Par ailleurs, le nord de la Côte d’Ivoire, sous contrôle de l’ex-rébellion alliée à Alassane Ouattara, est privé depuis ce lundi d’eau et d’électricité, une situation dont la Compagnie ivoirienne d’électricité (CIE) a rendu responsable le gouvernement du président sortant Laurent Gbagbo.
Enfin, le camp Ouattara accuse Gbagbo de museler les médias ivoiriens, preuve selon eux de malversations secrètes. La RTI est devenue la seule chaîne émettrice en Côte d’Ivoire, la radio mise en place par Ouattara à l’Hôtel du Golf peine à bien fonctionner, et ce mardi, neuf journaux ont décidé de cesser de paraître pour cause de menaces venant du camp Gbagbo. Un collectif de journaux pro-Ouattara déplore également la disparition de Ouattara Yacouba, chauffeur pour le quotidien Nord-Sud.

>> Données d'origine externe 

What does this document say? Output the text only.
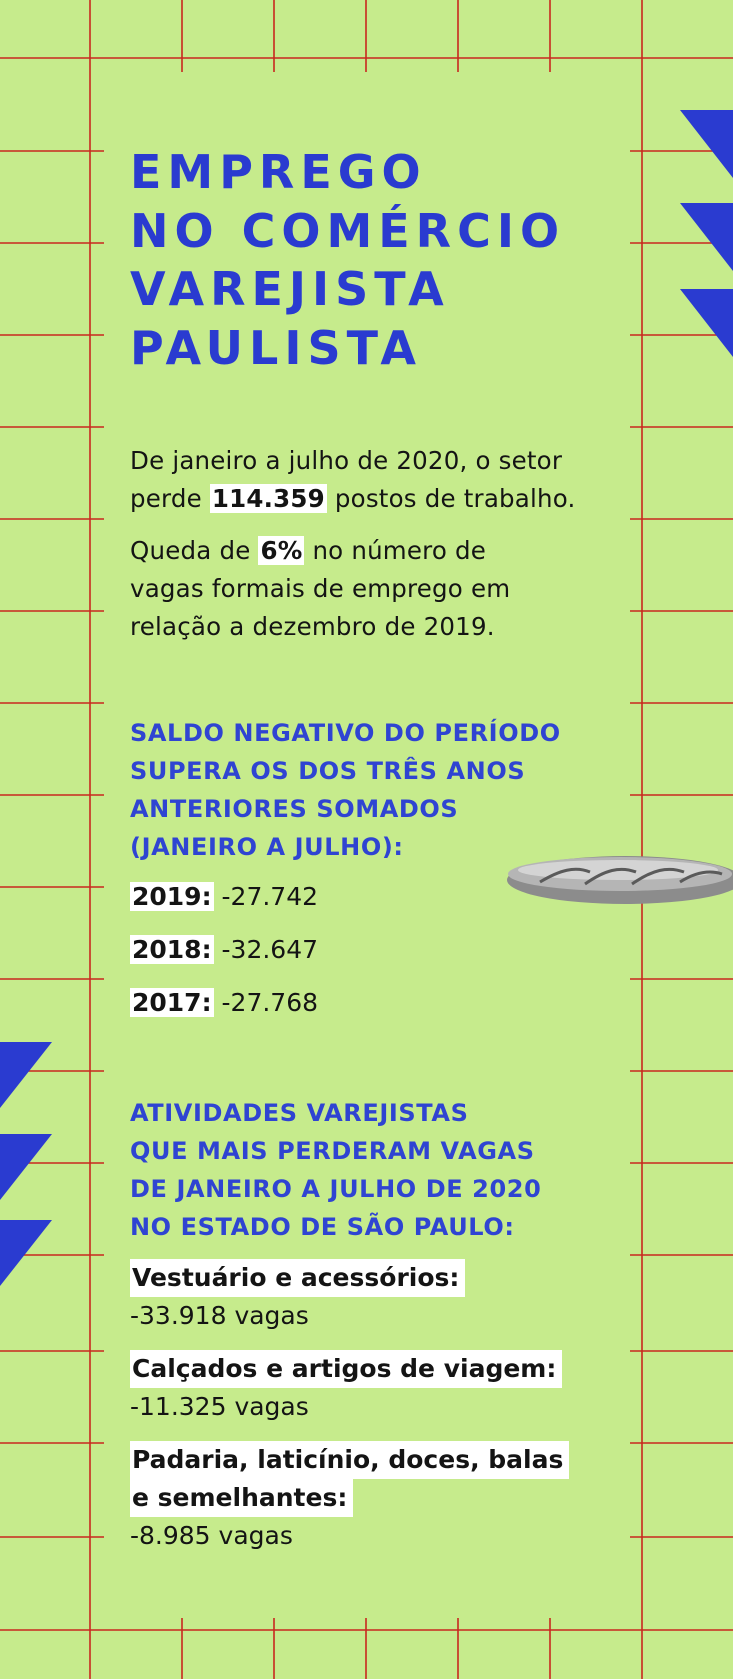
EMPREGO
NO COMÉRCIO
VAREJISTA
PAULISTA

De janeiro a julho de 2020, o setor
perde 114.359 postos de trabalho.

Queda de 6% no número de
vagas formais de emprego em
relação a dezembro de 2019.

SALDO NEGATIVO DO PERÍODO
SUPERA OS DOS TRÊS ANOS
ANTERIORES SOMADOS
(JANEIRO A JULHO):
2019: -27.742
2018: -32.647
2017: -27.768
ATIVIDADES VAREJISTAS
QUE MAIS PERDERAM VAGAS
DE JANEIRO A JULHO DE 2020
NO ESTADO DE SÃO PAULO:
Vestuário e acessórios:
-33.918 vagas
Calçados e artigos de viagem:
-11.325 vagas
Padaria, laticínio, doces, balas
e semelhantes:
-8.985 vagas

Les arguments du camp Gbagbo
La première des revendications du camp Gbagbo est l’irrégularité dans la conduite de l’élection présidentielle du 28 novembre 2010. D’après plusieurs observateurs, dont Laurent Gbagbo lui-même, dans près de 2200 bureaux de vote, le nombre de votants aurait été supérieur au nombre d’inscrits. De plus, dans près de 500 bureaux , situés dans les régions Nord, Centre, et Ouest, [contrôlées par l’ex-rébellion fidèle à Alassane Ouattara, et encore non désarmée, malgré les accords de Ouagadougou de 2007], Laurent Gbagbo n’aurait récolté aucune voix. Un résultat curieux, alors que selon l’article 35 du code électoral ivoirien, « chaque bureau de vote comprend un président, deux représentants de chaque candidat. » De plus, ces régions, d’après Amnesty International, ne seraient dotées d’aucun système judiciaire.

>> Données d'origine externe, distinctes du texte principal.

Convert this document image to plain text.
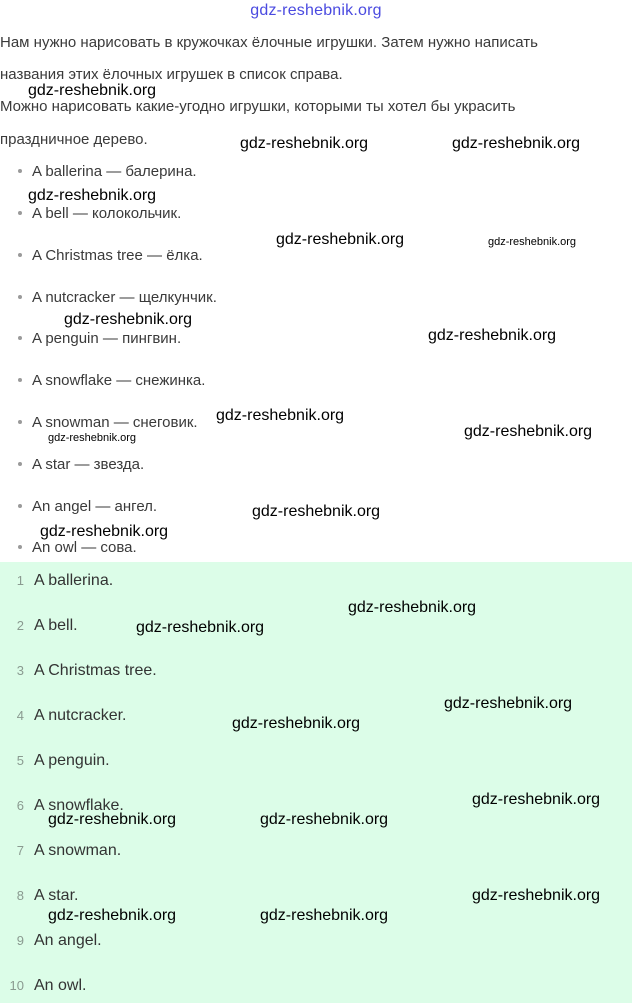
gdz-reshebnik.org

Нам нужно нарисовать в кружочках ёлочные игрушки. Затем нужно написать

названия этих ёлочных игрушек в список справа.

Можно нарисовать какие-угодно игрушки, которыми ты хотел бы украсить

праздничное дерево.

A ballerina — балерина.
A bell — колокольчик.
A Christmas tree — ёлка.
A nutcracker — щелкунчик.
A penguin — пингвин.
A snowflake — снежинка.
A snowman — снеговик.
A star — звезда.
An angel — ангел.
An owl — сова.
1 A ballerina.
2 A bell.
3 A Christmas tree.
4 A nutcracker.
5 A penguin.
6 A snowflake.
7 A snowman.
8 A star.
9 An angel.
10 An owl.
gdz-reshebnik.org
gdz-reshebnik.org	gdz-reshebnik.org
gdz-reshebnik.org
gdz-reshebnik.org	gdz-reshebnik.org
gdz-reshebnik.org
gdz-reshebnik.org
gdz-reshebnik.org
gdz-reshebnik.org	gdz-reshebnik.org
gdz-reshebnik.org
gdz-reshebnik.org
gdz-reshebnik.org
gdz-reshebnik.org
gdz-reshebnik.org
gdz-reshebnik.org
gdz-reshebnik.org
gdz-reshebnik.org	gdz-reshebnik.org
gdz-reshebnik.org
gdz-reshebnik.org	gdz-reshebnik.org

Dans près de 2200 bureaux de vote, le nombre de votants aurait été supérieur au nombre d’inscrits
Ces faits évoqués par les fidèles de Gbagbo ont quand même conduit la Coordination des experts électoraux, l’OSCADA, la COMISCA, et la CSCI, organisations qui affirment être accréditées par les Nations Unies ou la Commission électorale, à faire état dans leurs rapports de bourrages et de transports d’urnes irréguliers, ainsi que de manoeuvres pour empêcher des électeurs de voter dans les régions du Nord. Ces éléments confirmeraient ainsi selon le camp Gbagbo les différences de taux de participation entre les deux tours de l’élection: près de 70% au premier, selon des témoignages, environ 80% au second.

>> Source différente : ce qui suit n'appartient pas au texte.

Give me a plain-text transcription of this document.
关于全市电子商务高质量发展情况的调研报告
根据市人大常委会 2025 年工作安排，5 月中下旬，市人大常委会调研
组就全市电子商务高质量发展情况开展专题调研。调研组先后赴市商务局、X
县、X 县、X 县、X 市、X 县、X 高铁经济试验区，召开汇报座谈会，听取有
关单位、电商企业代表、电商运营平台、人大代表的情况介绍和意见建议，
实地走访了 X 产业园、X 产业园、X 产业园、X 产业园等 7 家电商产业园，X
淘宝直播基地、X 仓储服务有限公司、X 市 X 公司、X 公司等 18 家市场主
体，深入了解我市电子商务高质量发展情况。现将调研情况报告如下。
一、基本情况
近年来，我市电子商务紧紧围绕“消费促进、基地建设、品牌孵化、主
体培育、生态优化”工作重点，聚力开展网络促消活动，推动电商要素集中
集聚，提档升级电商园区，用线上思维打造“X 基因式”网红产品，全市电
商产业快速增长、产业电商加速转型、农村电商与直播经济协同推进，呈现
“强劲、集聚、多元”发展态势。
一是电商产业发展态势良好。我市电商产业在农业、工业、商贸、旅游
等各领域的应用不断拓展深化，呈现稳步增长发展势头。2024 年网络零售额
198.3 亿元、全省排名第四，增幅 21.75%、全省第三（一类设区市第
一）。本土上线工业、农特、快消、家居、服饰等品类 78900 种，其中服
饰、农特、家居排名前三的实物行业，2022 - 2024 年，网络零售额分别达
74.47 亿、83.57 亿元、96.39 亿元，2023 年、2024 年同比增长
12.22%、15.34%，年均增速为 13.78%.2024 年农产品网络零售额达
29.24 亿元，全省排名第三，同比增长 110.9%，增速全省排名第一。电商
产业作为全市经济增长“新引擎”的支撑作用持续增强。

Par ailleurs, les défenseurs de Laurent Gbagbo contestent la constitutionnalité du processus électoral. Selon l’article 94 de la Constitution ivoirienne, c’est « le Conseil constitutionnel [qui] proclame les résultats définitifs des élections présidentielle. » Les résultats « provisoires » de la Commission électorale n’ont donc aucune valeur pour le camp Gbagbo. D’autant que le camp Gbagbo se base sur une lettre datant du 27 novembre 2010, et largement publiée par le camp Gbagbo, dans laquelle le candidat Ouattara aurait déclaré se soumettre au verdict de la Commission et du Conseil Constitutionnel, annoncé quelques jours plus tard.
De plus, le camp Gbagbo, accusé d’exactions envers les fidèles de Ouattara, ne s’estime pas le seul coupable du nombre grandissant de morts en Côte d’Ivoire – 1000 morts d’après un ministre du gouvernement Ouattara. Selon un rapport de l’ONG Amnesty International, les Forces Nouvelles fidèles à Alassane Ouattara, entre autres, se seraient rendues coupables « d’homicides arbitraires et délibérés », de « détention arbritraires », de « mauvais traitements », et de « viols ».
Les FN d’Alassane Ouattara se seraient rendues coupables « d’homicides arbitraires et délibérés »
Aujourd’hui, la cible du camp Gbagbo est devenue le « commando invisible », que le quotidien Ivoire-Presse suppose être dirigé par Ibrahim Coulibaly, un ancien rebelle du Nord. Ce commando serait bien implanté dans les quartier d’Abobo, commune pro-Ouattra, et d’Anyama, où la morgue, selon plusieurs témoins qui souhaitent garder l’anonymat, regorgerait de cadavres supposés fidèles à Alassane Ouattara. Une épidémie de choléra serait aussi apparue dans ce district d’Abidjan.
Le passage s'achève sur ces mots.